CAN in service robots
- Fig. 1: The Asimo robot by Honda is already ten years old; it uses a decentralized control system to achieve a “human” walking
Source: CAN Newsletter March 2011
CAN as embedded network in service robots is especially in battery-powered systems an optimal solution. Service robots don’t require very high-speed networks. They need a low-power consumption network technology, which is reliable and robust – features that CAN provides. In 1920 Karel Čapek for the first time used the word ‘robot’ in one of his plays (Rossum’s Universal Robots). His brother Josef Čapek proposed the term. The idea is not new: Since the beginnings of civilization, we have been pondering on a human-like creation that would serve us. Early societies were engaged in slavery and used those slaves to perform the tasks, which were dirty, dangerous, or scarring. When most of the slaves were freed, the idea of humanoid machines was born, so-to-say a mechanic slave.
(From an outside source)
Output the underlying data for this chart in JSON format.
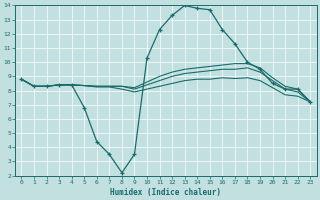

Nowadays, we regard a robot as a virtual or mechanical artificial agent. In practice, it usually is an electro-mechanical machine, which is guided by electronic controllers.
CAN interface in detail
Mobile robots have the capability to move around in their environment and are not fixed to one physical location. An example of a mobile robot that is in common use today is the automatic guided vehicle (AGV). An AGV is a mobile robot that follows markers or wires in the floor, or uses vision or lasers. Some of them are controlled by CAN-based systems (see CAN Newsletter 4/2010, page 40). Mobile robots are also found in military and security environments. A typical example is the EOD robot by Telerob. It is used for investigating dangerous areas from a safe distance and diffusing explosive charges. It can be used, for example, on aircrafts with a suspected bomb on board. A CAN network is used to communicate between embedded modules. The CANopen protocol was crucial in helping to make the development of the device quicker, simpler and more modular. The axes are largely controlled on a time-independent basis, which means that the bus performance easily meets requirements. The largest drives are located in the four drive tracks, which are each fitted with a 40‑mm diameter DC motor with braking and encoder. Smaller motors with sensors are used in the seven-axis manipulator with an adjustable tower. The battery-powered robot can be used completely autonomous for a wide range of applications.